We, the editors, are happy to state that the opening chapter in our first serialisation of T.O. Renshaw’s stories will be available here on the blog before much longer. First, however, we present to our readers this illustration from the title page of Winstanley & Compitus: Gentlemen Detectives. The illustration is the first of Cyril Pemberton’s legendary illustrations of the pair to be restored.
Thomas Octavius Renshaw was born in 1872 in a house on Edinburgh’s Regent Terrace. The son of a Scottish noble, Renshaw was educated well and attended St Andrews University, after which for reasons now lost to history he was given a sizeable allowance and otherwise disowned by his father, and spent most of the 1890s and early 1900s travelling through Europe, initially in an attempt to retrace the footsteps of his literary hero Lord Byron but afterwards heading further west into France and Spain. During this time he wrote extensively, often sending manuscripts home for publication under the pen name of T.O. Renshaw, but his poetry, though he thought it Byronesque, was poor and none was published.
By 1906 Renshaw was all but bankrupt, and returned to Edinburgh where he was reconciled with his father months before the latter died. Renshaw Jr took on his father’s title (though he never used it in his writing, which continued to be ignored by publishers), property and fortune. The 14th Laird of Lochnith, 9th Duke of Kirktweed, Thomas Octavius, Lord Renshaw has gone down in the history of the British Parliament as the peer with the poorest attendance record since the Napoleonic wars. Living between Edinburgh and London and frequently travelling for alleged diplomatic work, sometimes as far abroad as Baghdad, Cairo, New York and Moscow, he nonetheless managed to leave virtually no impression on the society of his times. Renshaw died in 1947, reportedly of suffocation after his cat, Mazeppa, fell asleep on his face whilst he was taking an afternoon nap.

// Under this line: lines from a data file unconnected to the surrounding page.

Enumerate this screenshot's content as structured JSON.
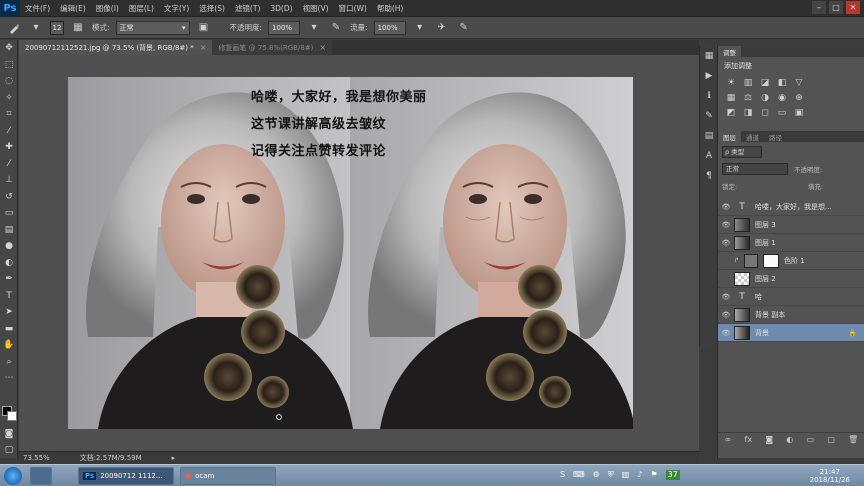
{
  "app": {
    "logo": "Ps",
    "menu": [
      "文件(F)",
      "编辑(E)",
      "图像(I)",
      "图层(L)",
      "文字(Y)",
      "选择(S)",
      "滤镜(T)",
      "3D(D)",
      "视图(V)",
      "窗口(W)",
      "帮助(H)"
    ],
    "window_controls": [
      "–",
      "□",
      "✕"
    ]
  },
  "options_bar": {
    "brush_size": "12",
    "mode_label": "模式:",
    "mode_value": "正常",
    "opacity_label": "不透明度:",
    "opacity_value": "100%",
    "flow_label": "流量:",
    "flow_value": "100%"
  },
  "tabs": [
    {
      "label": "20090712112521.jpg @ 73.5% (背景, RGB/8#) *",
      "active": true
    },
    {
      "label": "修复画笔 @ 75.8%(RGB/8#)",
      "active": false
    }
  ],
  "canvas": {
    "overlay_lines": [
      "哈喽，大家好，我是想你美丽",
      "这节课讲解高级去皱纹",
      "记得关注点赞转发评论"
    ]
  },
  "status": {
    "zoom": "73.55%",
    "doc_size": "文档:2.57M/9.59M"
  },
  "panels": {
    "adjust_tabs": [
      "调整"
    ],
    "adjust_subtitle": "添加调整",
    "layers_tabs": [
      "图层",
      "通道",
      "路径"
    ],
    "filter_label": "ρ 类型",
    "blend_mode": "正常",
    "opacity_label": "不透明度:",
    "lock_label": "锁定:",
    "fill_label": "填充:",
    "layers": [
      {
        "name": "哈喽，大家好，我是想...",
        "type": "text",
        "selected": false
      },
      {
        "name": "图层 3",
        "type": "image",
        "selected": false
      },
      {
        "name": "图层 1",
        "type": "image",
        "selected": false
      },
      {
        "name": "色阶 1",
        "type": "adjust",
        "selected": false
      },
      {
        "name": "图层 2",
        "type": "empty",
        "selected": false
      },
      {
        "name": "哈",
        "type": "text",
        "selected": false
      },
      {
        "name": "背景 副本",
        "type": "image",
        "selected": false
      },
      {
        "name": "背景",
        "type": "image",
        "selected": true
      }
    ]
  },
  "taskbar": {
    "tasks": [
      {
        "label": "20090712 1112..."
      },
      {
        "label": "ocam"
      }
    ],
    "tray_number": "37",
    "time": "21:47",
    "date": "2018/11/26"
  },
  "colors": {
    "selection": "#6d8bb0",
    "ps_blue": "#31a8ff"
  }
}
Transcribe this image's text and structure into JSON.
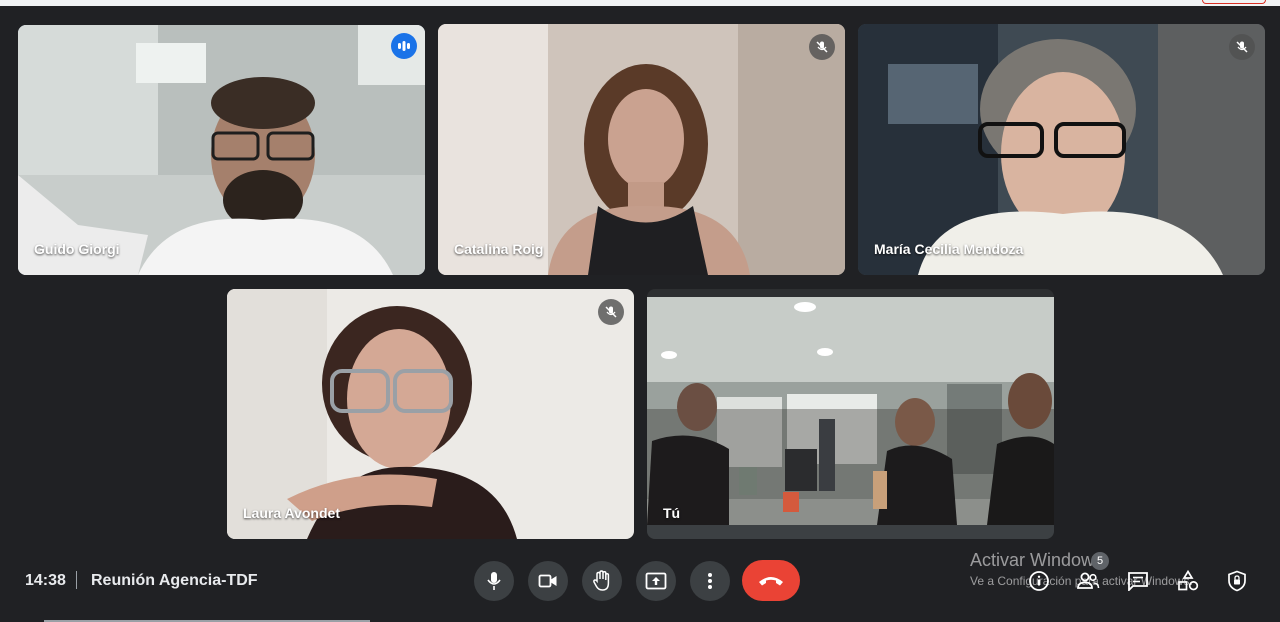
{
  "tiles": [
    {
      "name": "Guido Giorgi",
      "state": "speaking"
    },
    {
      "name": "Catalina Roig",
      "state": "muted"
    },
    {
      "name": "María Cecilia Mendoza",
      "state": "muted"
    },
    {
      "name": "Laura Avondet",
      "state": "muted"
    },
    {
      "name": "Tú",
      "state": "self"
    }
  ],
  "footer": {
    "time": "14:38",
    "meeting_title": "Reunión Agencia-TDF"
  },
  "controls": {
    "mic": "microphone-icon",
    "camera": "camera-icon",
    "hand": "raise-hand-icon",
    "present": "present-screen-icon",
    "more": "more-options-icon",
    "end": "hang-up-icon"
  },
  "right_panel": {
    "participants_count": "5",
    "icons": [
      "info-icon",
      "people-icon",
      "chat-icon",
      "activities-icon",
      "host-controls-icon"
    ]
  },
  "watermark": {
    "line1": "Activar Windows",
    "line2": "Ve a Configuración para activar Windows."
  },
  "colors": {
    "background": "#202124",
    "accent": "#8ab4f8",
    "speaking": "#1a73e8",
    "end_call": "#ea4335",
    "control_bg": "#3c4043"
  }
}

He was survived by two wives – one whom he had married under an assumed identity in Paris, one in London, both four decades younger than him and neither aware of the other’s existence until the reading of his Last Will and Testament – and four sons, all by his London wife.
In 1962, the youngest of these sons, Stephen Lucius Renshaw, discovered an example of a collection of his father’s writings – the only copy not to have been pulped – in his father’s old quarters and, though he never showed it to anyone, claimed to have read some of the most incredible detective fiction ever written in its pages (he, like his father, was a keen aficionado of the genre). In 1967, its contents having been much discussed – but still never actually seen – by the authors of top literary review magazines in London, Paris, New York, Rome and Buenos Aires, the edition was lost, and was never expected to be recovered until it was found hidden behind a recessed bookshelf panel in the Great Library of Bristol Royal Infirmary in 2008 by two junior clerical officers, since identified as Nicholas Ball and Sam Kelly. After a three-year legal battle with Renshaw’s estate – Stephen Lucius having died in 1972 of a venereal disease contracted in a Nepalese brothel – we are now proud to be able to present to the world a series of writings which, had they become known during the author’s lifetime, might have rivalled a certain other famous Scottish author’s creation as the high point of the genre in English.